Latest single ‘Bandages’ is the finest example. First you’re thinking it’s Joe Jackson with emo implants. Then, with Bays’ razor-sharp, art-punk croon, you’re thinking it’s Robert Smith distilled through a decade of fidgety ’60s beat groups. Whatever you think, you’re feeling so much better.
So bear witness to a smash and grab of a youthful Elvis Costello (the wonderful ‘Oh, Goddamnit’) a whopping great dollop of pure ’80s other-pop via XTC and The Cure (‘In Cairo’) and even murmurs of the first wave of post-hardcore greats such as Braid and Fugazi at their most playful. But, despite all this seemingly new wave-laden, impeccably cool, retrograde influence, ‘Make Up The Break Down’ is indisputably now.
However every nu-pop chancer knows that viewing the past through rosy revisionist spectacles will earn you a few spins down the disco.
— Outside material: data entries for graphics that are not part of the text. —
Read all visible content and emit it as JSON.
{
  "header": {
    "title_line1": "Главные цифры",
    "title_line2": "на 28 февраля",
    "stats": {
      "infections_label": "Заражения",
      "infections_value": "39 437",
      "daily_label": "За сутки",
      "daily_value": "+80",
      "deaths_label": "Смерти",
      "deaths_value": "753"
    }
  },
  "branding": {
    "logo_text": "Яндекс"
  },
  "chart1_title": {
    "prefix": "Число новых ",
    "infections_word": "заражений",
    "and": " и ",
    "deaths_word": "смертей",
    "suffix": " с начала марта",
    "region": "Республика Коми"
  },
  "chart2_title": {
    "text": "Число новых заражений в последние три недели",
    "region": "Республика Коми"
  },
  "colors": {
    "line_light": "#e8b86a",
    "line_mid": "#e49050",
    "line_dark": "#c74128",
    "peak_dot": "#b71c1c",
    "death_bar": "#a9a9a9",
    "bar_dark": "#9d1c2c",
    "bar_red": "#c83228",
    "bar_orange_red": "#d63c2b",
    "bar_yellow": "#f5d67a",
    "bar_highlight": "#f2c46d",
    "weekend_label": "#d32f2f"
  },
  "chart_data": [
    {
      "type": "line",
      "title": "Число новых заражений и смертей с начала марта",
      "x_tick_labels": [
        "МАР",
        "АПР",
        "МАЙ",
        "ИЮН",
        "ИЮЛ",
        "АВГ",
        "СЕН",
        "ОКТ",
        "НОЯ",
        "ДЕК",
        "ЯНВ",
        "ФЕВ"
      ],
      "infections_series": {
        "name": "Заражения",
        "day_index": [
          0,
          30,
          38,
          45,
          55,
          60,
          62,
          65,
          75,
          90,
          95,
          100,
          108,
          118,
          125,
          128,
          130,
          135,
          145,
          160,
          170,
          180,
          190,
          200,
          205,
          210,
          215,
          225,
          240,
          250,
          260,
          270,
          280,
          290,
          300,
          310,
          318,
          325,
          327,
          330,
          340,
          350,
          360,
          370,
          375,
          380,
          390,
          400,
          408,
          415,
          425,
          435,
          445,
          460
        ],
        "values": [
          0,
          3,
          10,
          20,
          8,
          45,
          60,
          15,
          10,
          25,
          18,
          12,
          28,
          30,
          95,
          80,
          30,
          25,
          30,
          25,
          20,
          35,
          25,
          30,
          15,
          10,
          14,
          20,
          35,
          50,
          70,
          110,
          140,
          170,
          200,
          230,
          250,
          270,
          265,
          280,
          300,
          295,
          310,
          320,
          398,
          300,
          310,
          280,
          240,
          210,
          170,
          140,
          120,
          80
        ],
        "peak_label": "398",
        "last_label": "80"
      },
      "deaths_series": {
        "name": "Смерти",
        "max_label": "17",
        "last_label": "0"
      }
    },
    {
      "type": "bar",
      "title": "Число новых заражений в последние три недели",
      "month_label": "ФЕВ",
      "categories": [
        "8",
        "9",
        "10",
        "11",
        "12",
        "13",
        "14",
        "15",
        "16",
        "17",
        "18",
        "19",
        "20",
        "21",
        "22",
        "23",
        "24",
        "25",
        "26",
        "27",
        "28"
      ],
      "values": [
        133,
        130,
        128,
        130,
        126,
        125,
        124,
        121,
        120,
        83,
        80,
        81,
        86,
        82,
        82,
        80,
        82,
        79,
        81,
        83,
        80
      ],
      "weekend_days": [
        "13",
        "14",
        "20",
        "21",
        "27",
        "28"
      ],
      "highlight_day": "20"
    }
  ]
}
What distances this modern day classic from skinny-tie bandwagon hoppers is the sheer weight of clever ideas and the ripeness of their stock in trade. Every step of the album is a joyously bold, emotionally rounded one all of which betrays a cleverly veiled melancholia. From ‘Get In Or Get Out”s crypto-jazz keys to the cowbell-driven studied cool of ‘Talk To Me, Dance With Me’, it’s a record that shakes all preconceptions from the tree, and should be talked about in hushed tones by self-congratulatory, music aficionados 20 years from now.
During the bittersweet staccato-pop of ‘No, Not Now’, Bays imparts: “Some of us wouldn’t be lying if we said we were trying too hard, but it all works out in the end”. It seems that honesty is the best policy after all.